As agile developers, who are part of a team, we tend to think that our job is to finish the technical task that we have been assigned. This is true in part.
By doing TDD, among other benefits, we are eliminating the anxiety of having to face a big problem.
DISCIPLINED AGILE DELIVERY
There are, however, other less implicit but equally important responsibilities, such as delivering software that gives value to the user. In the book “Disciplined Agile Delivery” explained in detail by Scott Ambler and Mark Lines:
Disciplined agile delivery (DAD) is a process framework that guides through team decisions, focusing on continuous delivery of software on iterative and incremental loops.
This disciplined agile delivery approach is seen as a step further in improving the development process. It can be an addition to Scrum, Kanban, XP or any other methodology.
The discipline of agile delivery in practice
Due to our experience, we based the principle DAD in precise level of management actions:
CONTINUOUS CONTROL OF SPRINT
Working software that really “works” … pay attention to the times to manage scope as you go along. In a sprint of two weeks, every day advance in relation to the product to be delivered is controlled.

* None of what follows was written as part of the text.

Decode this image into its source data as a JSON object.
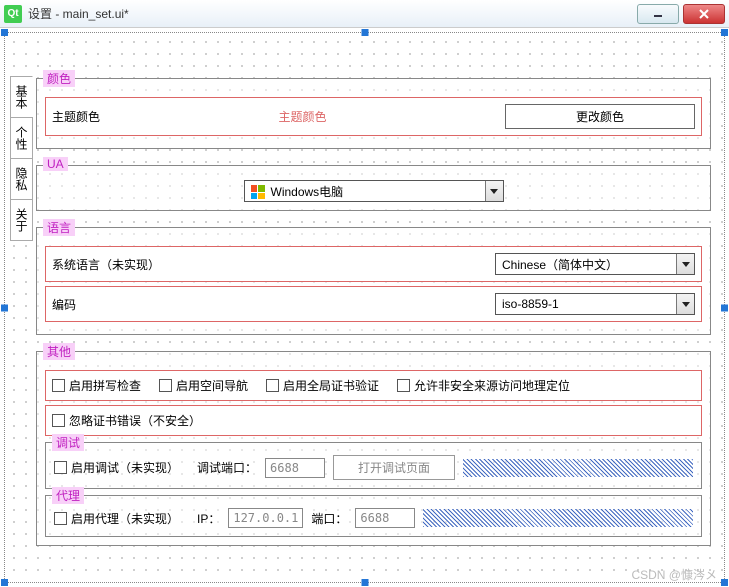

TECHNICAL RESPONSABILITY FOR THE TASKS
The scope is important. The developer must know what the user is going to get into detail … and deliver just that!
CONTINUOUS REVIEWS
It is highly recommended that the workflow of projects, in our case Jira, has a column of review before moving to done. Any developer that is available to complete a task, should review what has made a partner. Not a very thorough review … rather diagonally but 80% of problems (see Chapter 17 Clean Code) may be founded and solved going this way.
FUNCTIONAL TEST MADE BY DEVELOPERS
Until there is explicit that a user at the end of the chain seems like the developer has a tendency to end “homework” and ready. We must educate the developer of the importance of internal functional test. In all user stories when we draft technical tasks there is always the end of “Functional Test”, usually with minimal time, about 2 hours. Ideally, when the story comes to QA, find little or nothing.
TIME CONTROL
The developer needs to understand that when he gives an estimation, is accountable for delivery within a given time. The estimate may not be perfect but it “should” be. It’s okay to not arrive in time and fail to estimate. As a developer, if I’m not on time I should notify. And this must be understood by the team. If a task is estimated to 8 hours and after 2 hours of work I notice that will take me 16 hours, notify immediately.
STRIVING FOR EXCELLENCE, CONTINUOUS LEARNING
One of the most important pillars for all this work is a motivated and extreme desire to learn and grow every day. We must motivate and channel it properly so that developers do not disperse. Buy books, promote pair programming, Work hard to focus their careers in a personalized way …
In conclusion, what is important to deliver is “value” meaning features for the real user not a piece of code.